Luca PATANÈ received the degree in Computer Science Engineering and the Ph.D. degree in Automation and Electronic Engineering from the University of Catania, Italy, in 2001 and 2005, respectively. He is currently a Research Fellow in Automatic Control Systems at the University of Messina, Italy. His research activities focus on nonlinear systems modeling and control; system identification and soft sensor development; neural networks and learning systems; legged locomotion and insect-inspired control systems; modeling and control of bio-inspired robots. He published more than 130 technical papers and several chapters in books in the field of control and bio-robotics.

Francesca SAPUPPO received the M.S. degree in Electronic Engineering and the Ph.D. degree in Electronics and Automation Engineering from the University of Catania, Italy, in 2003 and 2007, respectively. From 2008 to 2016, she was a researcher at the University of Catania, focusing on multiphysics modeling of composite materials, model order reduction techniques for MEMS and electronic circuits, real-time electro-optical instrumentation, cellular nonlinear networks, and micro-optics based on polymeric materials for monitoring and controlling microfluidic systems. During this period, she published over 60 scientific papers. She later worked in the industry as a data scientist, specializing in green energy monitoring, optimization, and control. She is currently pursuing a second Ph.D. degree in Industrial and Information Engineering at the University of Messina, Italy. Her research interests include multiphysics modeling, interpretable and explainable data-driven model identification, integrating first-principle approaches with state-space representations, artificial intelligence, and machine learning for system modeling and control.

Carlo TRIGONA Carlo Trigona, an Associate Professor at the University of Catania, is a seasoned academic with a strong background in sensors and transducers. His journey began with an M.S. degree, followed by a Ph.D. in Electronics, Automation, and Control of Complex Systems. With extensive postdoctoral experience across Europe, including France and Germany, he returned to Catania, where he has made significant contributions to his department. Currently, he serves as the Director's Delegate for Research and President of the Master’s Degree Program in Electrical Engineering for Sustainable Green Energy Transition. Prof. Trigona’s influence extends beyond academia through his participation in national and international projects. He has received several prestigious awards for his research, including the 2020 IEEE I&M Outstanding Young Engineer Award for his contributions to the advancement of instrumentation and measurement concepts in sensors and transducers for energy harvesting.

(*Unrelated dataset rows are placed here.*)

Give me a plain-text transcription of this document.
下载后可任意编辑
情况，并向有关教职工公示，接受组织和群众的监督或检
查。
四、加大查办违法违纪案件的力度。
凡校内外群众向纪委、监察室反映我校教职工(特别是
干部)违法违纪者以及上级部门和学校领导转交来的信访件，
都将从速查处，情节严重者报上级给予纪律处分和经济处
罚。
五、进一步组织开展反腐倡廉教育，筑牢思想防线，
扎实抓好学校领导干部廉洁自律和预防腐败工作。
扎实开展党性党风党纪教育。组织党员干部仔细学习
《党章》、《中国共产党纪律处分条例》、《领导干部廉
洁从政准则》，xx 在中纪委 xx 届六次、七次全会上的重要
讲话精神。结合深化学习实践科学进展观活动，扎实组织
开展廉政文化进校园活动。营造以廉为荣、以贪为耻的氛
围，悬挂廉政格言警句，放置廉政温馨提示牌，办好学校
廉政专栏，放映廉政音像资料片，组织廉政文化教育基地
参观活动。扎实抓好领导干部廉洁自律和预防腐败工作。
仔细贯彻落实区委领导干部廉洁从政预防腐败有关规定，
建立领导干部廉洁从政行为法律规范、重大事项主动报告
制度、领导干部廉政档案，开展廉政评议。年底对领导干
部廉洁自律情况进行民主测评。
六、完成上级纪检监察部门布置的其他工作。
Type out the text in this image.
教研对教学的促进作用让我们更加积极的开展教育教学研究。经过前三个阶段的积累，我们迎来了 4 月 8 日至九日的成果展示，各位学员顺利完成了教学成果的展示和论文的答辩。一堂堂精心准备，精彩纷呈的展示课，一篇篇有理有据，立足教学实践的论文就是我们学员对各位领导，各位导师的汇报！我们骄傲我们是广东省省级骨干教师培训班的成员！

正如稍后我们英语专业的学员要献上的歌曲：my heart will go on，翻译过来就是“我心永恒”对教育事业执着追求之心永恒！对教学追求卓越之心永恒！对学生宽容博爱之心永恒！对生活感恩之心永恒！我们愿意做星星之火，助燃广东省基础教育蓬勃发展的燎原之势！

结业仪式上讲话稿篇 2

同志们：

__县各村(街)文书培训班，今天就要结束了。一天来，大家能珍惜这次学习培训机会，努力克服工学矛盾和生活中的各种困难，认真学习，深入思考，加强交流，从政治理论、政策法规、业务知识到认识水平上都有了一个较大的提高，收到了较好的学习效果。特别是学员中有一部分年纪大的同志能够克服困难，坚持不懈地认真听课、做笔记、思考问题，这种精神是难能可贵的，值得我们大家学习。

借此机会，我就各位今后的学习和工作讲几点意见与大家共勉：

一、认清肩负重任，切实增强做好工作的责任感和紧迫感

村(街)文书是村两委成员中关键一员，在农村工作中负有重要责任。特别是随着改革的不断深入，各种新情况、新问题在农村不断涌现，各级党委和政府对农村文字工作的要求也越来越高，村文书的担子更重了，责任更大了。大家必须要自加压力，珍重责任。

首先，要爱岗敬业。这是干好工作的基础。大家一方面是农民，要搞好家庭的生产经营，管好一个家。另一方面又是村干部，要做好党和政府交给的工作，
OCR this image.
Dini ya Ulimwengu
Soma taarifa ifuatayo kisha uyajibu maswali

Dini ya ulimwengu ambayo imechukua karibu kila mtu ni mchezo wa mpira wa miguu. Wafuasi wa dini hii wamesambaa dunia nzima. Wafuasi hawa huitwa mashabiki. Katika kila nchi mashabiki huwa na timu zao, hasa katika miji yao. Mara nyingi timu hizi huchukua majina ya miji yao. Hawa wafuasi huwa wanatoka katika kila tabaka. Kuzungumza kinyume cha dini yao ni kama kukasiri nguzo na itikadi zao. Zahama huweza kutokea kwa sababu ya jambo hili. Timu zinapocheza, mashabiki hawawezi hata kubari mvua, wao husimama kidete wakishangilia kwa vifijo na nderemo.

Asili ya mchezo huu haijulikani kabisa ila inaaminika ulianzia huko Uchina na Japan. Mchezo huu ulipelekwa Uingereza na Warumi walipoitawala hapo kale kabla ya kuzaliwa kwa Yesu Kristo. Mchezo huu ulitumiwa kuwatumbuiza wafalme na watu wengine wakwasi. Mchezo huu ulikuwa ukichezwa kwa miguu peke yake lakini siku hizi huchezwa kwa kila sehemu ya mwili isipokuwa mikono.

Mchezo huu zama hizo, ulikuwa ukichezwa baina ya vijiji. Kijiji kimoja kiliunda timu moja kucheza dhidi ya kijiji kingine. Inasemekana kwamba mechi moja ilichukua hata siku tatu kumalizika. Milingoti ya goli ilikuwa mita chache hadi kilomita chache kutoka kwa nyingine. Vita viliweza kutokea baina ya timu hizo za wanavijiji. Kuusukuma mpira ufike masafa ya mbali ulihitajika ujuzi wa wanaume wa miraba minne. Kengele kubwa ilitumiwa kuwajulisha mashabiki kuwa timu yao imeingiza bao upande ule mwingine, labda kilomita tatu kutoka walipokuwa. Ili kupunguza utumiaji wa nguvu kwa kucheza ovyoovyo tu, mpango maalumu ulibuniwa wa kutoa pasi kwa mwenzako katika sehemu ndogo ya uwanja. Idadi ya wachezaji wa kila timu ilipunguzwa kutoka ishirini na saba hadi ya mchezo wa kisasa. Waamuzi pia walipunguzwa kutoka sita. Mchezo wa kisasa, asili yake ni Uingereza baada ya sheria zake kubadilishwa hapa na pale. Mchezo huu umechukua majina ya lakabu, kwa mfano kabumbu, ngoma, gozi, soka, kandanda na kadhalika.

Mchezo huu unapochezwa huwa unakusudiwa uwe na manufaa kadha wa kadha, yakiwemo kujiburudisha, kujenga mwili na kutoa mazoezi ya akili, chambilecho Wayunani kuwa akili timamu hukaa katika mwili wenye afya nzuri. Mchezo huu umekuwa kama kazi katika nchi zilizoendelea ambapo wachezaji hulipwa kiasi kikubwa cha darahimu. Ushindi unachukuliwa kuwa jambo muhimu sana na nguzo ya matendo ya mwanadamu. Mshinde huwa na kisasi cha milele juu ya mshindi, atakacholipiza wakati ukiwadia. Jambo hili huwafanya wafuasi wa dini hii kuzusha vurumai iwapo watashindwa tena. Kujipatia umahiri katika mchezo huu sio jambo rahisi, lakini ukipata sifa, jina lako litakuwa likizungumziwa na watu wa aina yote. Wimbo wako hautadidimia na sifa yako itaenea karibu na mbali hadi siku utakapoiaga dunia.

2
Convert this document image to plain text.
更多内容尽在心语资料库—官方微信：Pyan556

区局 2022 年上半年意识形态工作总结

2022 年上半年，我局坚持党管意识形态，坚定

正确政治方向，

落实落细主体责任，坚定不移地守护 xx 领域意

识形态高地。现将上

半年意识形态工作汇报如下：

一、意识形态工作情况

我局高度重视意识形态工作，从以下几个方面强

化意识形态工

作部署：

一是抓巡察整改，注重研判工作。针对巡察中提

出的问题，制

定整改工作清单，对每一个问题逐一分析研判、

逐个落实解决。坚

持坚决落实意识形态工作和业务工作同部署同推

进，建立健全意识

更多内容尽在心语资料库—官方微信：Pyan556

Additionally, he was honored with the 2023 IEEE I&M Best Application Award for his development of innovative sensors that integrate plant responses to a wide range of environmental factors, creating low-impact, environmentally friendly, and biodegradable instruments. His research, spanning over 250 publications with more than 3000 citations, focuses on sensors, energy harvesting, and innovative green technologies.

Maria Gabriella XIBILIA received the M.S. degree in Electronic Engineering and the Ph.D. degree in Electrical Engineering from the University of Catania, Italy, in 1991 and 1995, respectively. Since 1998, she has been with the Department of Engineering, University of Messina, Italy, where she is currently an Associate Professor of Automatic Control. She co-authored more than 140 scientific papers and 5 books. Her current research interests include system identification, soft sensors, process control, nonlinear systems, fractional order systems and machine learning.